A granny flat arrangement with one of your adult children might seem appealing. We spoke to expert elder care and retirement village lawyer, Richard McCullagh, who warns that your pension can be affected, the home owner may face a hefty unexpected capital gains tax bill, it can affect the inheritance of other family members, and your living arrangements may not be as secure as you think.
McCullagh says you must get good legal and financial advice at the outset, as the way the arrangement is legally structured is critical. Circumstances can change over time, and cause unanticipated complications and difficulties. Legal title to the home and money contributed can be intermixed between co-habiting generations in a way which is later regretted and extremely difficult to undo.
“Quite apart from common life events, such as disability, incapacity, unemployment, divorce and death – the intergenerational pooling of assets in the context of divergent interests and needs of co-habiting family members makes the best intentioned of ‘granny flat’ arrangements very fragile. The court cases show that it is actually the de-partnering or re-partnering of either the parent or the child that most commonly brings the whole thing apart.”
“Legally, problems arise in the first instance when there is a mismatch between (a) the parent’s financial contribution to buying or renovating the house and (b) he or she not being a registered proprietor, or not in proportion to that contribution. The same result follows where the parent has transferred the title of their house to the child for less than current market value.

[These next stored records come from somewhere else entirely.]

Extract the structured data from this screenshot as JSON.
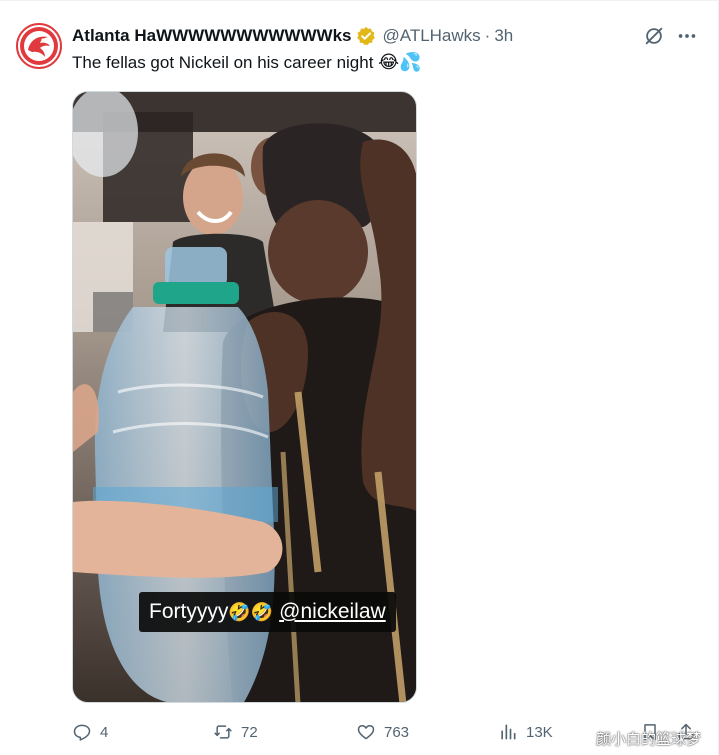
{
  "author": {
    "display_name": "Atlanta HaWWWWWWWWWWWks",
    "handle": "@ATLHawks",
    "separator": "·",
    "time": "3h",
    "verified_color": "#e2b719",
    "brand_color": "#e03a3e"
  },
  "tweet": {
    "text": "The fellas got Nickeil on his career night",
    "text_emojis": "😂💦"
  },
  "media": {
    "caption_text": "Fortyyyy",
    "caption_emojis": "🤣🤣",
    "caption_mention": "@nickeilaw"
  },
  "actions": {
    "replies": "4",
    "reposts": "72",
    "likes": "763",
    "views": "13K"
  },
  "watermark": "颜小白的篮球梦",
  "colors": {
    "secondary_text": "#536471",
    "primary_text": "#0f1419",
    "border": "#eff3f4"
  },
  "icons": [
    "hawks-logo-icon",
    "verified-badge-icon",
    "grok-icon",
    "more-icon",
    "reply-icon",
    "repost-icon",
    "like-icon",
    "views-icon",
    "bookmark-icon",
    "share-icon"
  ]
}
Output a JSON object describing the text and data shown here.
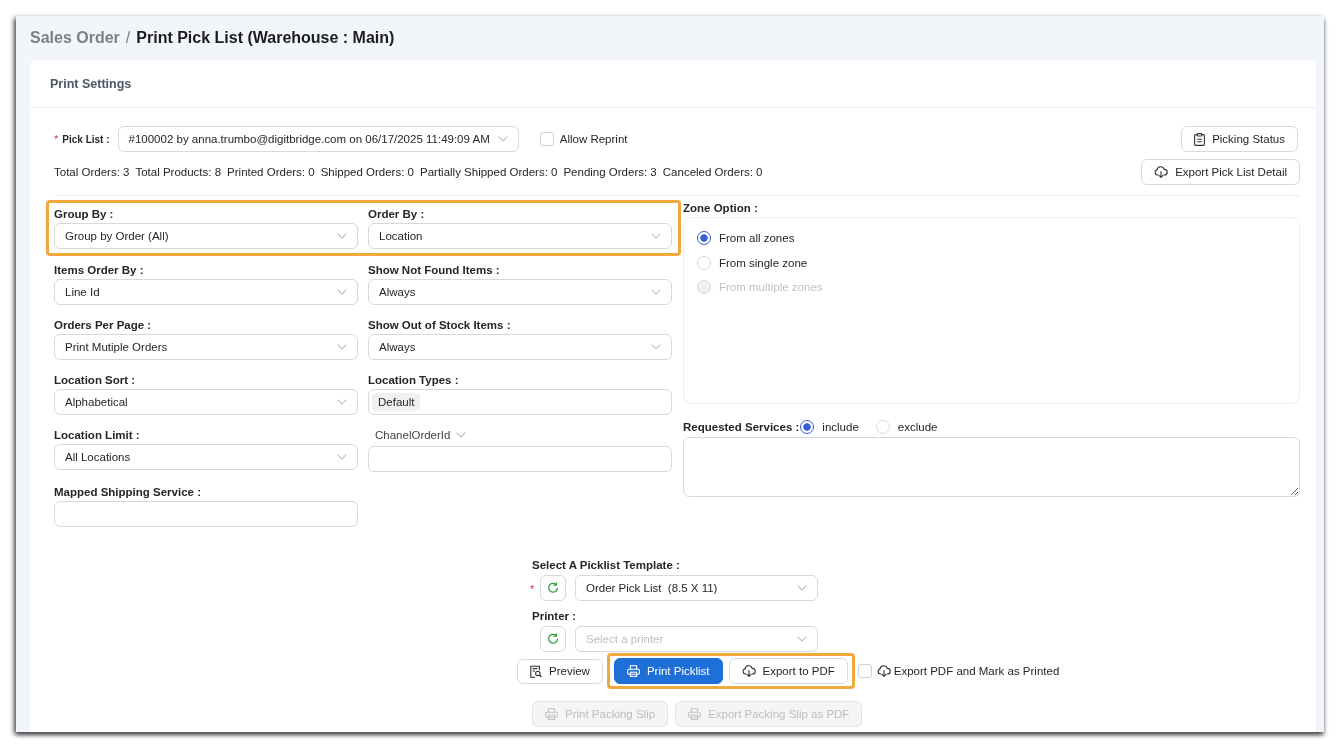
{
  "breadcrumb": {
    "parent": "Sales Order",
    "separator": "/",
    "current": "Print Pick List (Warehouse : Main)"
  },
  "panel": {
    "title": "Print Settings"
  },
  "pick_list": {
    "required_mark": "*",
    "label": "Pick List :",
    "value": "#100002 by anna.trumbo@digitbridge.com on 06/17/2025 11:49:09 AM"
  },
  "allow_reprint": {
    "label": "Allow Reprint",
    "checked": false
  },
  "picking_status_button": {
    "label": "Picking Status"
  },
  "stats": [
    "Total Orders: 3",
    "Total Products: 8",
    "Printed Orders: 0",
    "Shipped Orders: 0",
    "Partially Shipped Orders: 0",
    "Pending Orders: 3",
    "Canceled Orders: 0"
  ],
  "export_detail_button": {
    "label": "Export Pick List Detail"
  },
  "field_groups": [
    {
      "kind": "highlighted",
      "fields": [
        {
          "kind": "select",
          "label": "Group By :",
          "value": "Group by Order (All)"
        },
        {
          "kind": "select",
          "label": "Order By :",
          "value": "Location"
        }
      ]
    },
    {
      "kind": "plain",
      "fields": [
        {
          "kind": "select",
          "label": "Items Order By :",
          "value": "Line Id"
        },
        {
          "kind": "select",
          "label": "Show Not Found Items :",
          "value": "Always"
        },
        {
          "kind": "select",
          "label": "Orders Per Page :",
          "value": "Print Mutiple Orders"
        },
        {
          "kind": "select",
          "label": "Show Out of Stock Items :",
          "value": "Always"
        },
        {
          "kind": "select",
          "label": "Location Sort :",
          "value": "Alphabetical"
        },
        {
          "kind": "tags",
          "label": "Location Types :",
          "tags": [
            "Default"
          ]
        },
        {
          "kind": "select",
          "label": "Location Limit :",
          "value": "All Locations"
        },
        {
          "kind": "picker_input",
          "label": "ChanelOrderId"
        },
        {
          "kind": "input",
          "label": "Mapped Shipping Service :"
        }
      ]
    }
  ],
  "zone_option": {
    "label": "Zone Option :",
    "options": [
      {
        "label": "From all zones",
        "selected": true,
        "disabled": false
      },
      {
        "label": "From single zone",
        "selected": false,
        "disabled": false
      },
      {
        "label": "From multiple zones",
        "selected": false,
        "disabled": true
      }
    ]
  },
  "requested_services": {
    "label": "Requested Services :",
    "options": [
      {
        "label": "include",
        "selected": true
      },
      {
        "label": "exclude",
        "selected": false
      }
    ]
  },
  "template": {
    "label": "Select A Picklist Template :",
    "required_mark": "*",
    "value": "Order Pick List  (8.5 X 11)"
  },
  "printer": {
    "label": "Printer :",
    "placeholder": "Select a printer"
  },
  "actions": [
    {
      "kind": "preview",
      "label": "Preview",
      "primary": false,
      "highlighted": false
    },
    {
      "kind": "print",
      "label": "Print Picklist",
      "primary": true,
      "highlighted": true
    },
    {
      "kind": "export",
      "label": "Export to PDF",
      "primary": false,
      "highlighted": true
    }
  ],
  "export_and_mark": {
    "label": "Export PDF and Mark as Printed",
    "checked": false
  },
  "packing_buttons": [
    {
      "kind": "print",
      "label": "Print Packing Slip",
      "disabled": true
    },
    {
      "kind": "print",
      "label": "Export Packing Slip as PDF",
      "disabled": true
    }
  ]
}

This reduced or lost equity may frustrate the parent’s financial ability to relocate if, for example, he or she can’t cope with the grandkids, the family situation changes, health needs change, or on needing to move into a residential aged care facility. Further, inheritance intentions set out in a will may be thwarted – disadvantaging any other children and beneficiaries.”

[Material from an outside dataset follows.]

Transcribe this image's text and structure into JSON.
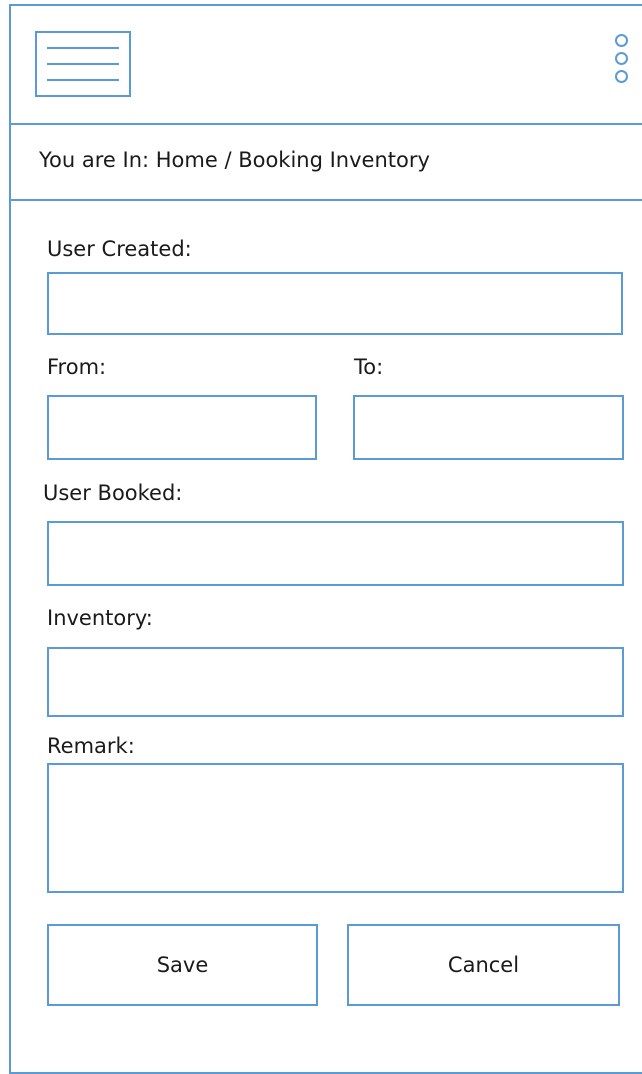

McCullagh says a good solution is setting up an Intergenerational Family Accommodation Arrangement (IFAA) where home ownership is held as tenants in common – in proportion to the financial contributions made by the parent and child respectively. If needed, application can be made to the Supreme Court for the appointment of trustees for the sale of the property to enable the parent to retrieve his or her contribution. Although setting up this arrangement involves legal costs and ad valorem duty on the respective shares, the security of tenure for the parent is as good as it gets.
Owner occupation attracts the usual principal residence exemptions for pension and capital gains tax purposes, and the parent’s share can be addressed in their will. The IFAA can also record the intent of the parties and details of the sharing of domestic costs and the provision of care.
He explains that ownership of the property as a “joint tenancy” instead of as “tenants in common” has one important difference. On the death of the first joint owner, the whole property passes to the surviving joint owner and not through his or her will. Any other family members unaware of this arrangement may be very put out after the death of the parent.
Another alternative is to structure the living arrangement as a long term lease and loan arrangement. McCullagh says: “This is very common in retirement villages and can also work in a private home in relation to a granny flat agreement. If the parent is not a registered owner, a registered lease for the life of the parent gives excellent security of tenure and a loan can provide for the enforceable repayment of his or her financial contribution.
There is no stamp duty and it is not expensive to implement. The loan provisions in the IFAA may oblige the child to repay in full when the property is sold or for any reason after an agreed notice period, such as if the parent has to move into residential aged care.”